These facts require as a matter of law a decree for the employee. Although the employee was not obliged to come to work in an automobile, and the employer was not obliged by contract to furnish the "parking lot," yet it is plain that it did furnish the lot as an incident of the employment, and that the employee, while actually on his employer's premises and on his way to the place where his day's work was to be performed by a route which he was permitted and expected to take, fell and was injured. It is of no consequence that a street intervened between the part of the employer's premises where the employee fell and the part where he was to work . . . The injury arose out of and in the course of the employment.

Id. at 309, (citations omitted). Duggan argues that the facts of his case are governed by Roger's Case, supra. Duggan's employer furnished a private parking lot exclusively for the use of MBTA employees at the Cabot Street Garage. While Duggan was not required to drive to work or park in the Cabot Garage, and the employer was not obligated to provide a parking facility solely for the use of MBTA workers, the employer did in fact furnish the lot and as such it became an "incident of employment" and not merely a "perk". Id. at 309; see Sylvia's Case, 217 Mass. 27, 28 (1937); Donavan's Case, 217 Mass. 76, 77-78 (1914).
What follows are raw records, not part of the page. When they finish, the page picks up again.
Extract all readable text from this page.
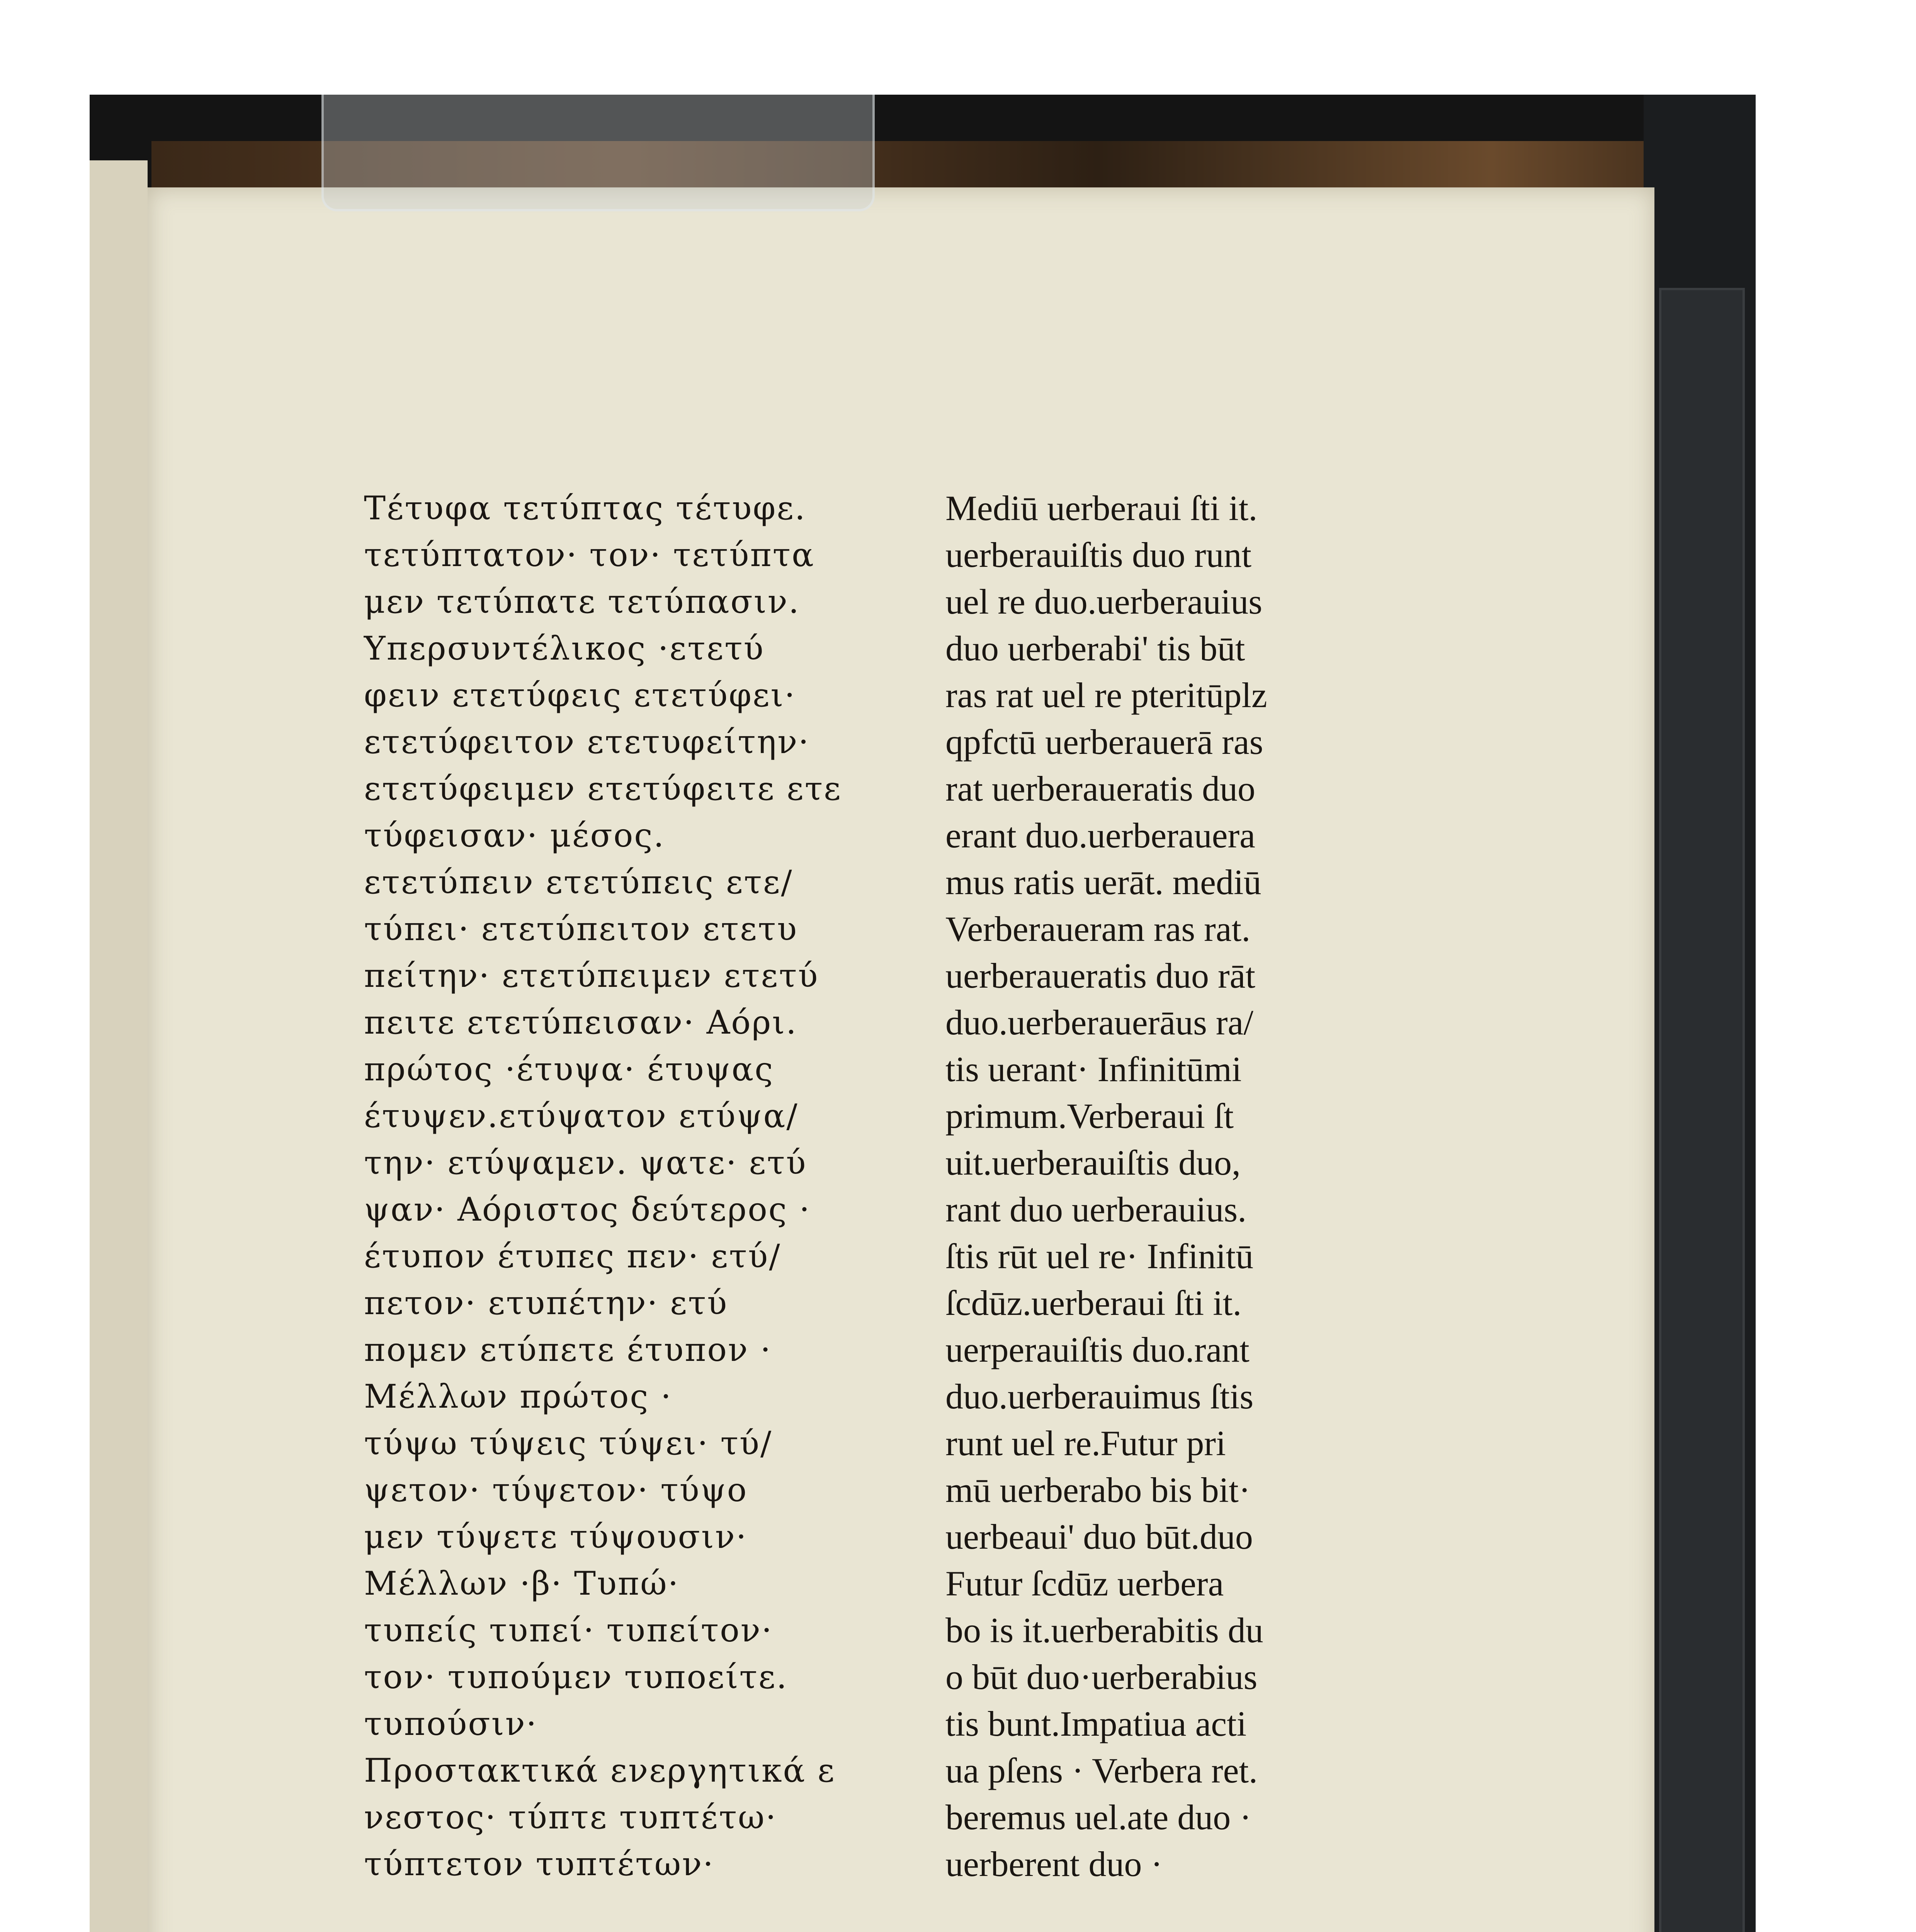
Τέτυφα τετύπτας τέτυφε.
τετύπτατον· τον· τετύπτα
μεν τετύπατε τετύπασιν.
Υπερσυντέλικος ·ετετύ
φειν ετετύφεις ετετύφει·
ετετύφειτον ετετυφείτην·
ετετύφειμεν ετετύφειτε ετε
τύφεισαν· μέσος.
ετετύπειν ετετύπεις ετε/
τύπει· ετετύπειτον ετετυ
πείτην· ετετύπειμεν ετετύ
πειτε ετετύπεισαν· Αόρι.
πρώτος ·έτυψα· έτυψας
έτυψεν.ετύψατον ετύψα/
την· ετύψαμεν. ψατε· ετύ
ψαν· Αόριστος δεύτερος ·
έτυπον έτυπες πεν· ετύ/
πετον· ετυπέτην· ετύ
πομεν ετύπετε έτυπον ·
Μέλλων πρώτος ·
τύψω τύψεις τύψει· τύ/
ψετον· τύψετον· τύψο
μεν τύψετε τύψουσιν·
Μέλλων ·β· Τυπώ·
τυπείς τυπεί· τυπείτον·
τον· τυπούμεν τυποείτε.
τυπούσιν·
Προστακτικά ενεργητικά ε
νεστος· τύπτε τυπτέτω·
τύπτετον τυπτέτων·
Mediū uerberaui ſti it.
uerberauiſtis duo runt
uel re duo.uerberauius
duo uerberabi' tis būt
ras rat uel re pteritūplz
qpfctū uerberauerā ras
rat uerberaueratis duo
erant duo.uerberauera
mus ratis uerāt. mediū
Verberaueram ras rat.
uerberaueratis duo rāt
duo.uerberauerāus ra/
tis uerant· Infinitūmi
primum.Verberaui ſt
uit.uerberauiſtis duo,
rant duo uerberauius.
ſtis rūt uel re· Infinitū
ſcdūz.uerberaui ſti it.
uerperauiſtis duo.rant
duo.uerberauimus ſtis
runt uel re.Futur pri
mū uerberabo bis bit·
uerbeaui' duo būt.duo
Futur ſcdūz uerbera
bo is it.uerberabitis du
o būt duo·uerberabius
tis bunt.Impatiua acti
ua pſens · Verbera ret.
beremus uel.ate duo ·
uerberent duo ·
Duggan employed a route which he was permitted to take, departing on foot from the Cabot Garage and heading for the Broadway MBTA station nearby. See Id; Mahan's Case, 350 Mass. 758, 777 (1966). While not engaged in the actual performance of his work at the time of injury, it is enough that the employee was on the employer's premises "occupying" himself consistently with his contract of hire in a manner "pertaining to . . . his employment" while traveling to pick up his bus shortly before his shift was to begin. Horan's Case, 346 Mass. 128, 129 (1963); see Canavan's Case, 364 Mass. 762, 765 (1974). Although the general public also had access to the stairway at the Broadway Station where the employee fell, that fact is not dispositive where the employee was on premises controlled by the employer, traveling from the employer's parking lot where he was to return at the end of the shift in accordance with the employment. Lee v. Pelletier, 20 Mass. App. Ct. 915, 916 (1985); see Mahan's Case, 350 Mass. at 777.

We agree that these factors in Duggan's case are similar to the facts that the Court focused upon in Rogers's Case, supra, and in the above cited cases. We note as well that:

1. Duggan "was assigned to the Cabot Garage." (Dec. 2.)
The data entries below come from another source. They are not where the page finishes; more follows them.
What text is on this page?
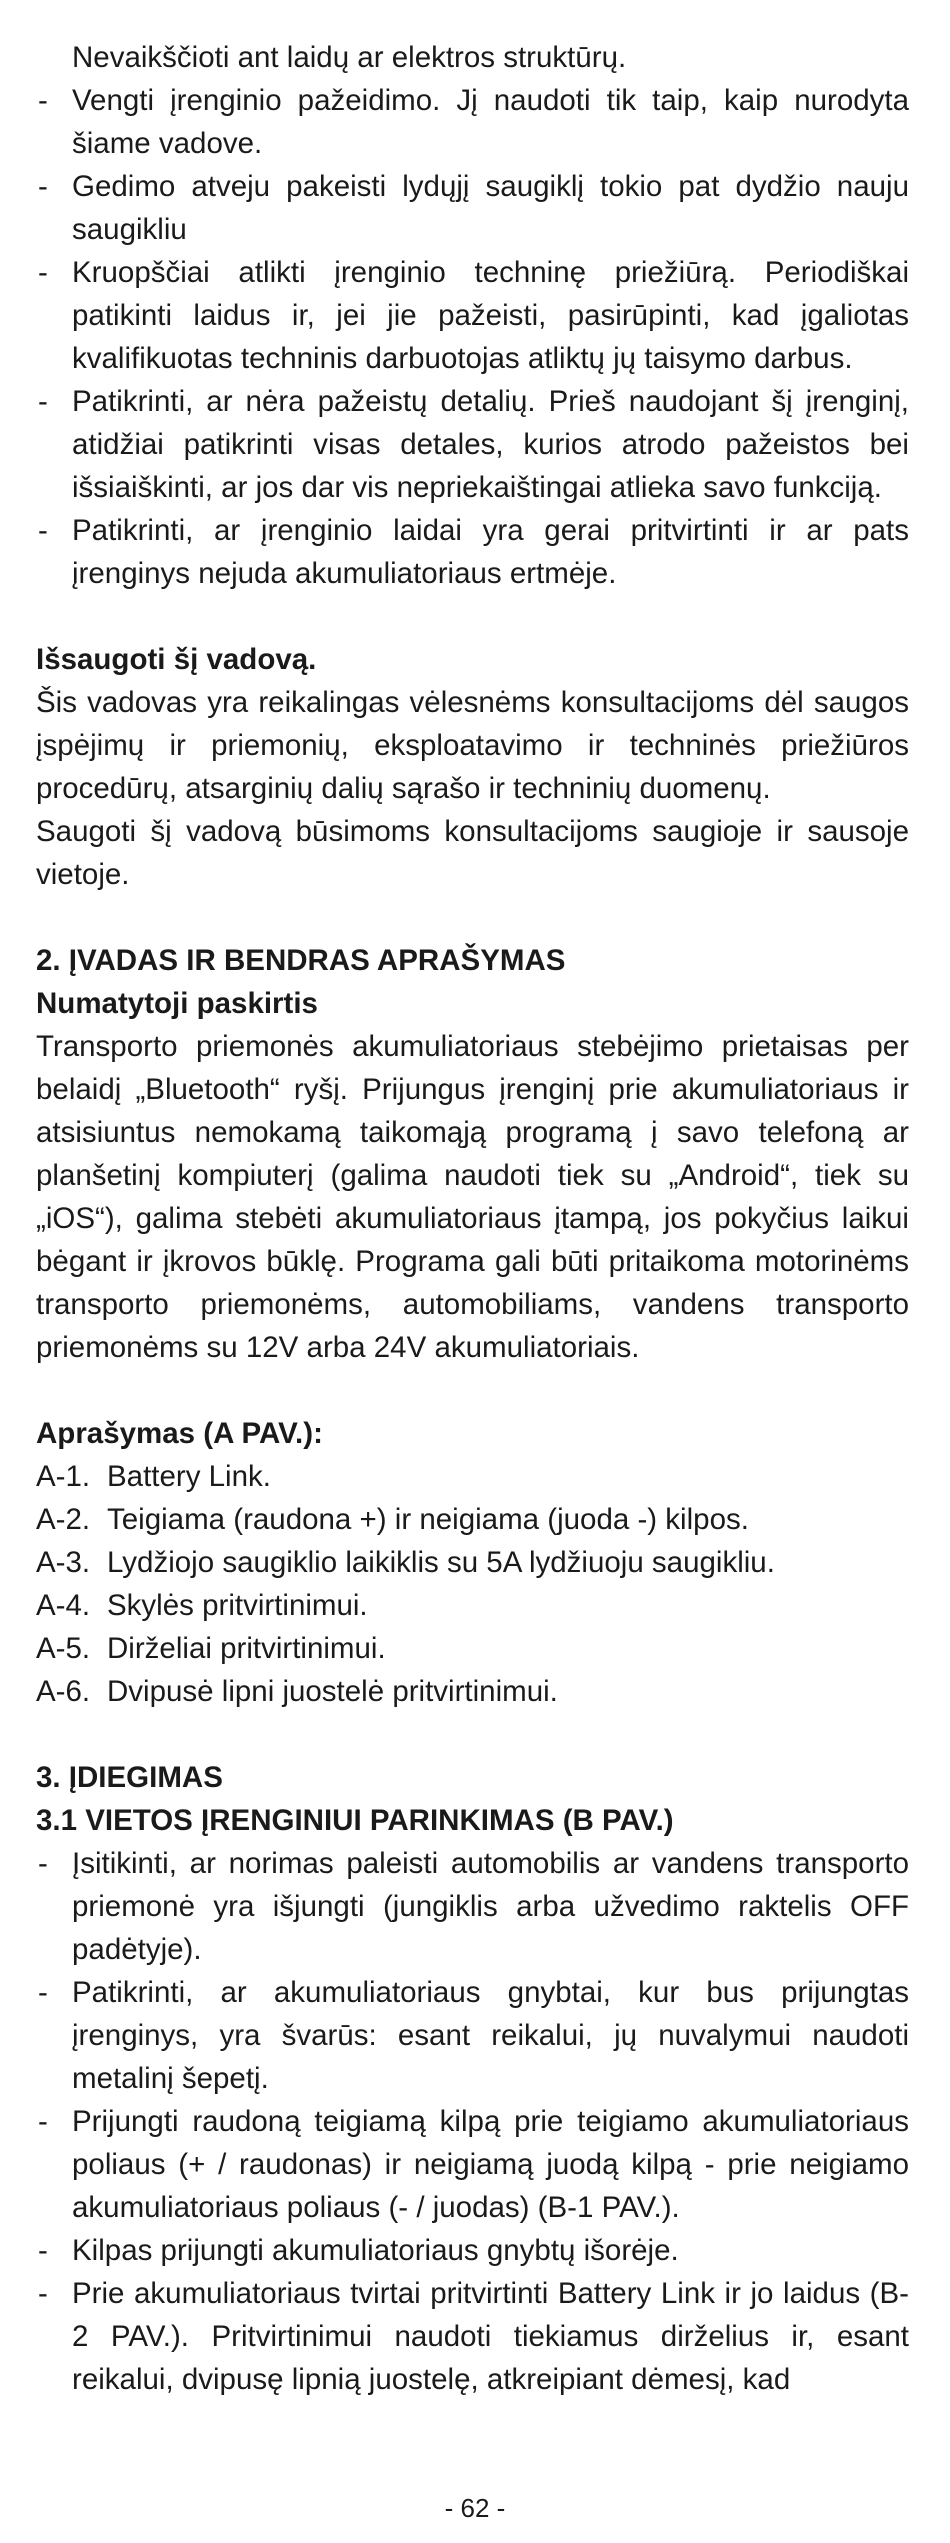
Nevaikščioti ant laidų ar elektros struktūrų.

- Vengti įrenginio pažeidimo. Jį naudoti tik taip, kaip nurodyta šiame vadove.
- Gedimo atveju pakeisti lydųjį saugiklį tokio pat dydžio nauju saugikliu
- Kruopščiai atlikti įrenginio techninę priežiūrą. Periodiškai patikinti laidus ir, jei jie pažeisti, pasirūpinti, kad įgaliotas kvalifikuotas techninis darbuotojas atliktų jų taisymo darbus.
- Patikrinti, ar nėra pažeistų detalių. Prieš naudojant šį įrenginį, atidžiai patikrinti visas detales, kurios atrodo pažeistos bei išsiaiškinti, ar jos dar vis nepriekaištingai atlieka savo funkciją.
- Patikrinti, ar įrenginio laidai yra gerai pritvirtinti ir ar pats įrenginys nejuda akumuliatoriaus ertmėje.

Išsaugoti šį vadovą.

Šis vadovas yra reikalingas vėlesnėms konsultacijoms dėl saugos įspėjimų ir priemonių, eksploatavimo ir techninės priežiūros procedūrų, atsarginių dalių sąrašo ir techninių duomenų.

Saugoti šį vadovą būsimoms konsultacijoms saugioje ir sausoje vietoje.

2. ĮVADAS IR BENDRAS APRAŠYMAS

Numatytoji paskirtis

Transporto priemonės akumuliatoriaus stebėjimo prietaisas per belaidį „Bluetooth“ ryšį. Prijungus įrenginį prie akumuliatoriaus ir atsisiuntus nemokamą taikomąją programą į savo telefoną ar planšetinį kompiuterį (galima naudoti tiek su „Android“, tiek su „iOS“), galima stebėti akumuliatoriaus įtampą, jos pokyčius laikui bėgant ir įkrovos būklę. Programa gali būti pritaikoma motorinėms transporto priemonėms, automobiliams, vandens transporto priemonėms su 12V arba 24V akumuliatoriais.

Aprašymas (A PAV.):

A-1. Battery Link.
A-2. Teigiama (raudona +) ir neigiama (juoda -) kilpos.
A-3. Lydžiojo saugiklio laikiklis su 5A lydžiuoju saugikliu.
A-4. Skylės pritvirtinimui.
A-5. Dirželiai pritvirtinimui.
A-6. Dvipusė lipni juostelė pritvirtinimui.

3. ĮDIEGIMAS

3.1 VIETOS ĮRENGINIUI PARINKIMAS (B PAV.)

- Įsitikinti, ar norimas paleisti automobilis ar vandens transporto priemonė yra išjungti (jungiklis arba užvedimo raktelis OFF padėtyje).
- Patikrinti, ar akumuliatoriaus gnybtai, kur bus prijungtas įrenginys, yra švarūs: esant reikalui, jų nuvalymui naudoti metalinį šepetį.
- Prijungti raudoną teigiamą kilpą prie teigiamo akumuliatoriaus poliaus (+ / raudonas) ir neigiamą juodą kilpą - prie neigiamo akumuliatoriaus poliaus (- / juodas) (B-1 PAV.).
- Kilpas prijungti akumuliatoriaus gnybtų išorėje.
- Prie akumuliatoriaus tvirtai pritvirtinti Battery Link ir jo laidus (B-2 PAV.). Pritvirtinimui naudoti tiekiamus dirželius ir, esant reikalui, dvipusę lipnią juostelę, atkreipiant dėmesį, kad
- 62 -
2. His employer required him to sign in at "his place of employment." (Dec. 2.)

3. He was required to sign in at the Cabot Garage in the morning. (Stipulation, December 13, 1996)

4. The judge found that after signing in at the Cabot Garage, Duggan was "required to pick up his bus at Kenmore Square Station." (Dec. 3.)

5. Cabot Garage is the location where Duggan would return the bus at the conclusion of his afternoon shift. (Dec. 3.)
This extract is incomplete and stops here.